To accommodate this kind of possibility we admit the possibility that from a given state there may be no path to either the "Win" state or the "Lose" state (meaning you are stuck forever without any possibility of winning or losing). The classification of main states will also increase from just $W$ and $WL$.
(4) Finally there is the issue of perfect information. Fog of war in RTS game is rather conventional example. But for the sake of our case, consider a board game with "fog of war". In that case the player can't know the complete state of the game with certainty (because he can't view all of the board). These kind of issues can also be handled with the some modification to basic definition described above (possibly by making a distinction between "player state" and "game state"). I think the player state could then be idealised as a finite set of game states. But I haven't thought about this situation that much.
(5) I haven't thought that much about probabilistic concerns (each arrow in a transition marked with a probability), but they might probably significantly complicate the maths.

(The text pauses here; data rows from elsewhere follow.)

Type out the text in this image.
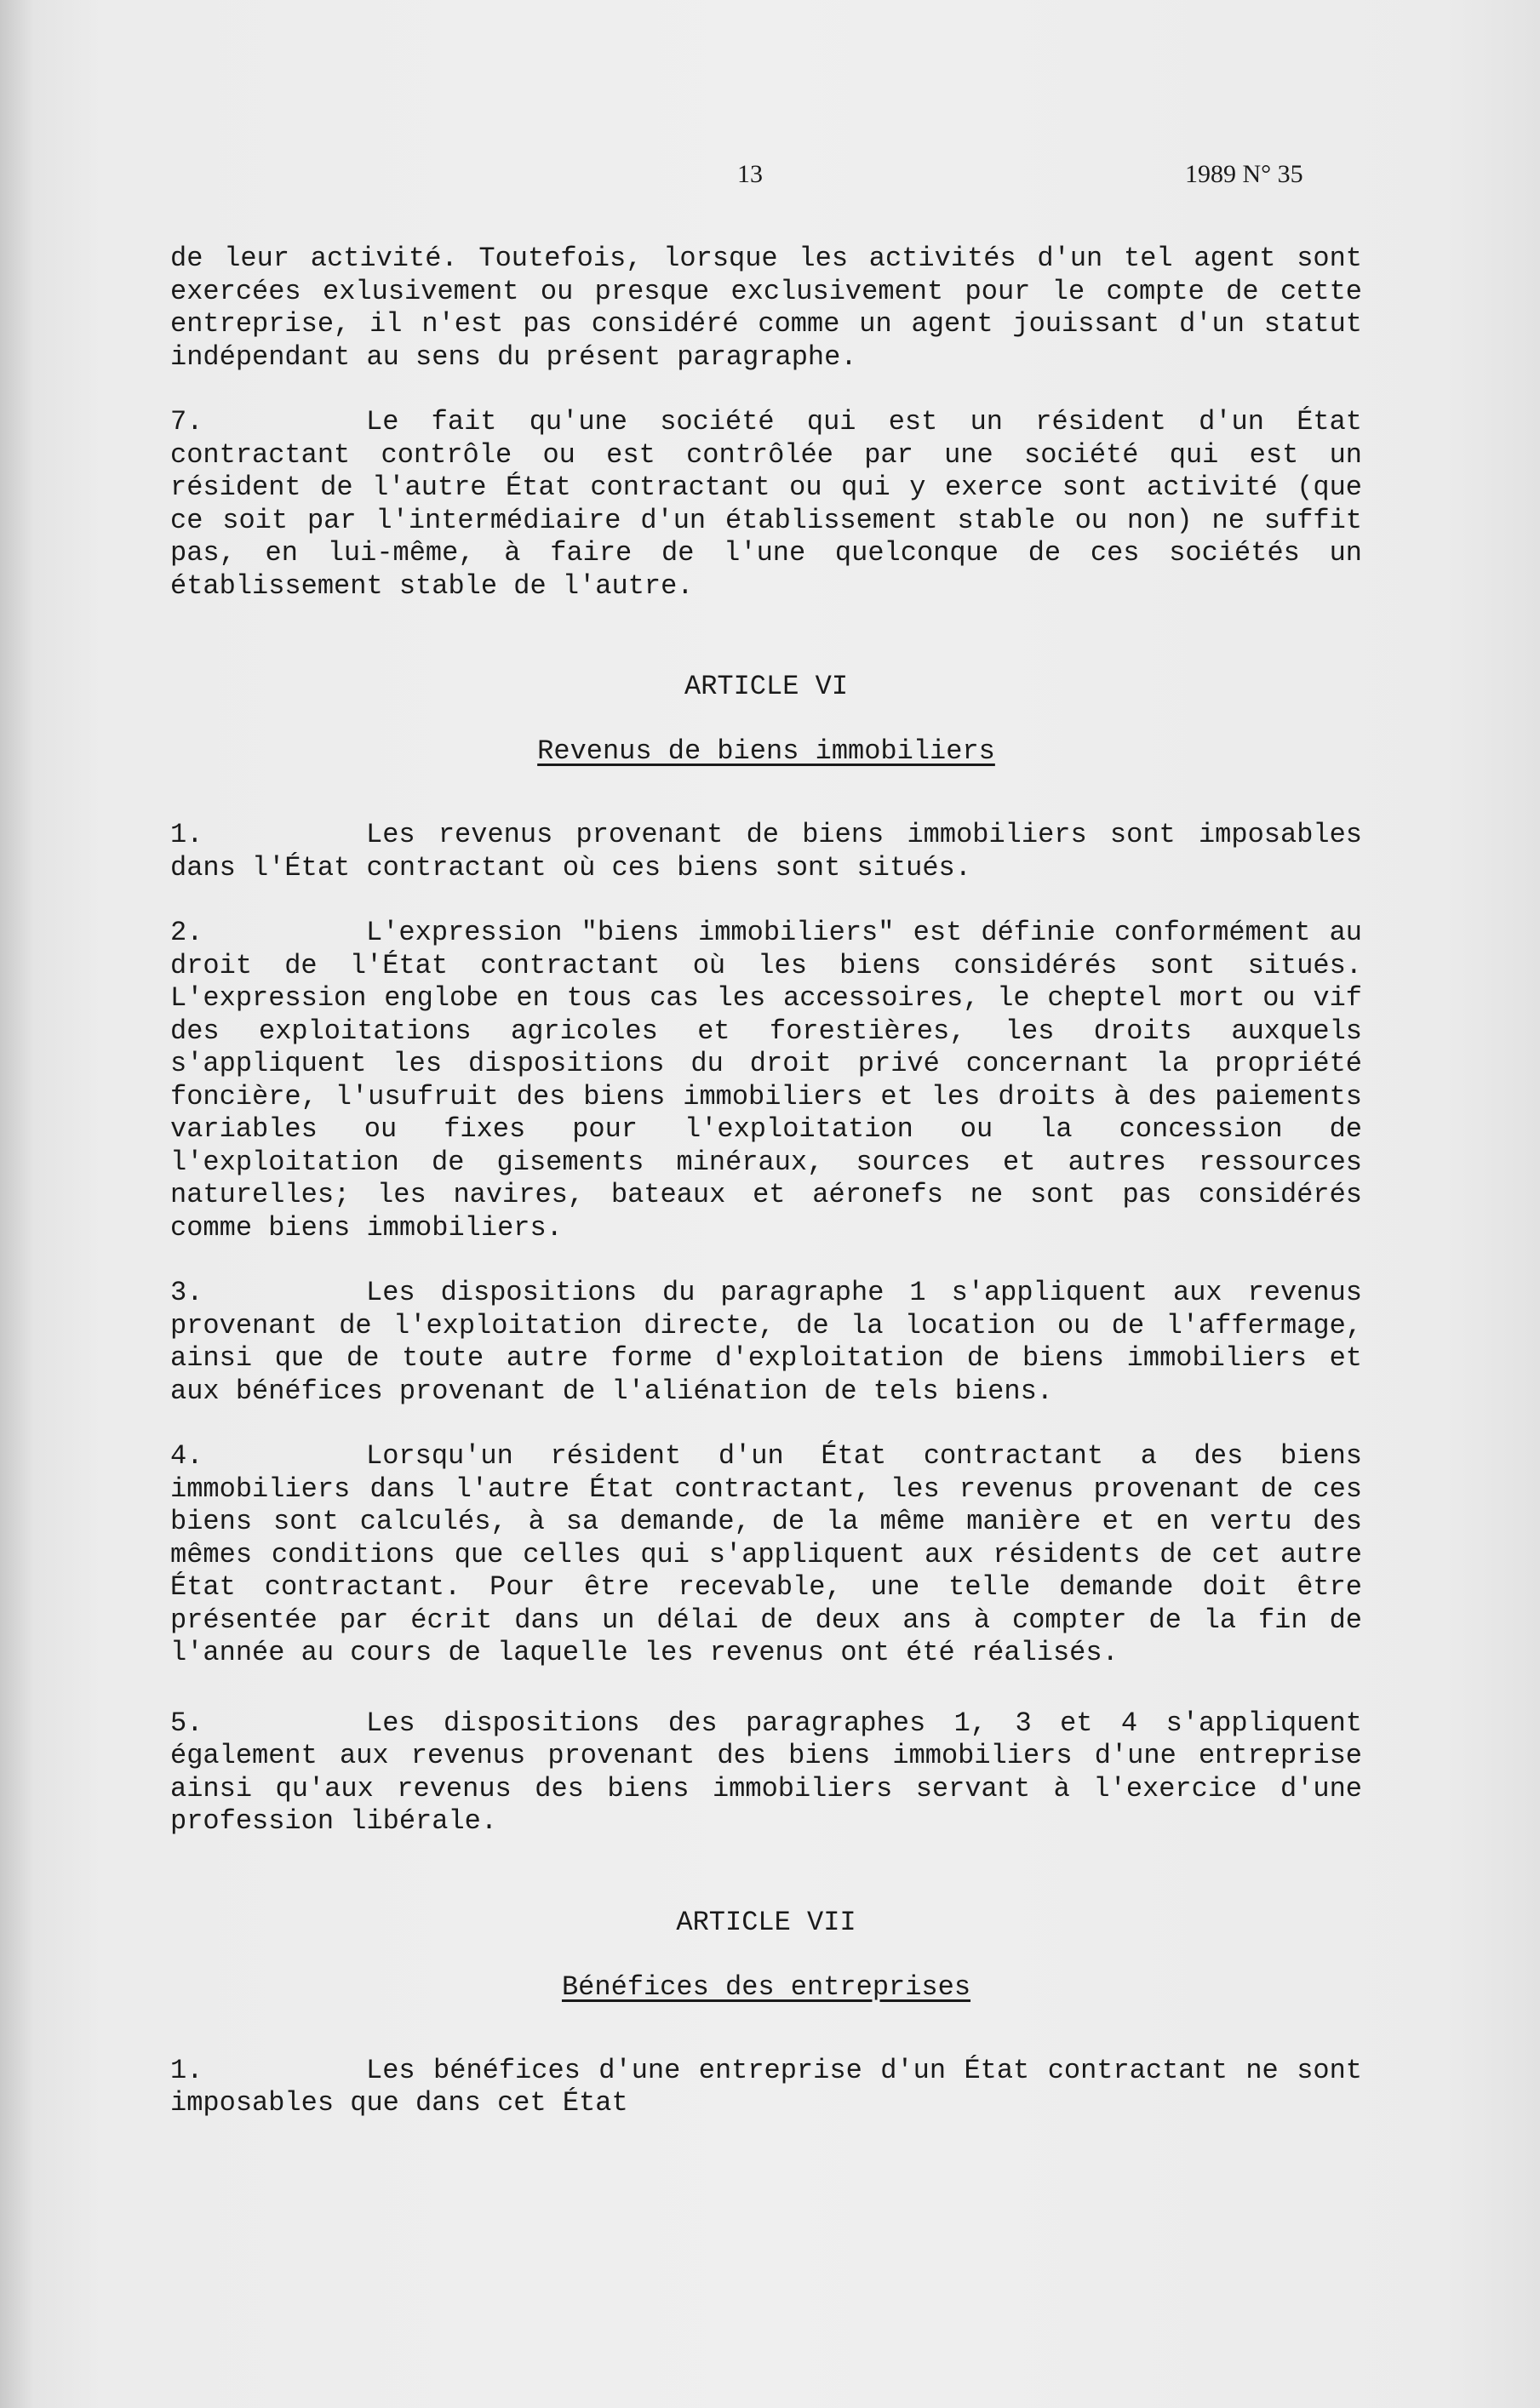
13	1989 N° 35

de leur activité. Toutefois, lorsque les activités d'un tel agent sont exercées exlusivement ou presque exclusivement pour le compte de cette entreprise, il n'est pas considéré comme un agent jouissant d'un statut indépendant au sens du présent paragraphe.

7.	Le fait qu'une société qui est un résident d'un État contractant contrôle ou est contrôlée par une société qui est un résident de l'autre État contractant ou qui y exerce sont activité (que ce soit par l'intermédiaire d'un établissement stable ou non) ne suffit pas, en lui-même, à faire de l'une quelconque de ces sociétés un établissement stable de l'autre.

ARTICLE VI

Revenus de biens immobiliers

1.	Les revenus provenant de biens immobiliers sont imposables dans l'État contractant où ces biens sont situés.

2.	L'expression "biens immobiliers" est définie conformément au droit de l'État contractant où les biens considérés sont situés. L'expression englobe en tous cas les accessoires, le cheptel mort ou vif des exploitations agricoles et forestières, les droits auxquels s'appliquent les dispositions du droit privé concernant la propriété foncière, l'usufruit des biens immobiliers et les droits à des paiements variables ou fixes pour l'exploitation ou la concession de l'exploitation de gisements minéraux, sources et autres ressources naturelles; les navires, bateaux et aéronefs ne sont pas considérés comme biens immobiliers.

3.	Les dispositions du paragraphe 1 s'appliquent aux revenus provenant de l'exploitation directe, de la location ou de l'affermage, ainsi que de toute autre forme d'exploitation de biens immobiliers et aux bénéfices provenant de l'aliénation de tels biens.

4.	Lorsqu'un résident d'un État contractant a des biens immobiliers dans l'autre État contractant, les revenus provenant de ces biens sont calculés, à sa demande, de la même manière et en vertu des mêmes conditions que celles qui s'appliquent aux résidents de cet autre État contractant. Pour être recevable, une telle demande doit être présentée par écrit dans un délai de deux ans à compter de la fin de l'année au cours de laquelle les revenus ont été réalisés.

5.	Les dispositions des paragraphes 1, 3 et 4 s'appliquent également aux revenus provenant des biens immobiliers d'une entreprise ainsi qu'aux revenus des biens immobiliers servant à l'exercice d'une profession libérale.

ARTICLE VII

Bénéfices des entreprises

1.	Les bénéfices d'une entreprise d'un État contractant ne sont imposables que dans cet État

Obviously this answer doesn't address the (more) mathematical aspects that are specific to board games ..... and neither the computation complexity concerns (that people might have for practical reasons). In some sense, I would just note briefly though that a very similar question can be raised also for computer games (possibly mathematically more useful to pose for more specific genre) .... as has been raised for board games here .... once one regards them as finite memory games.
Edit: Made number of corrections on various points.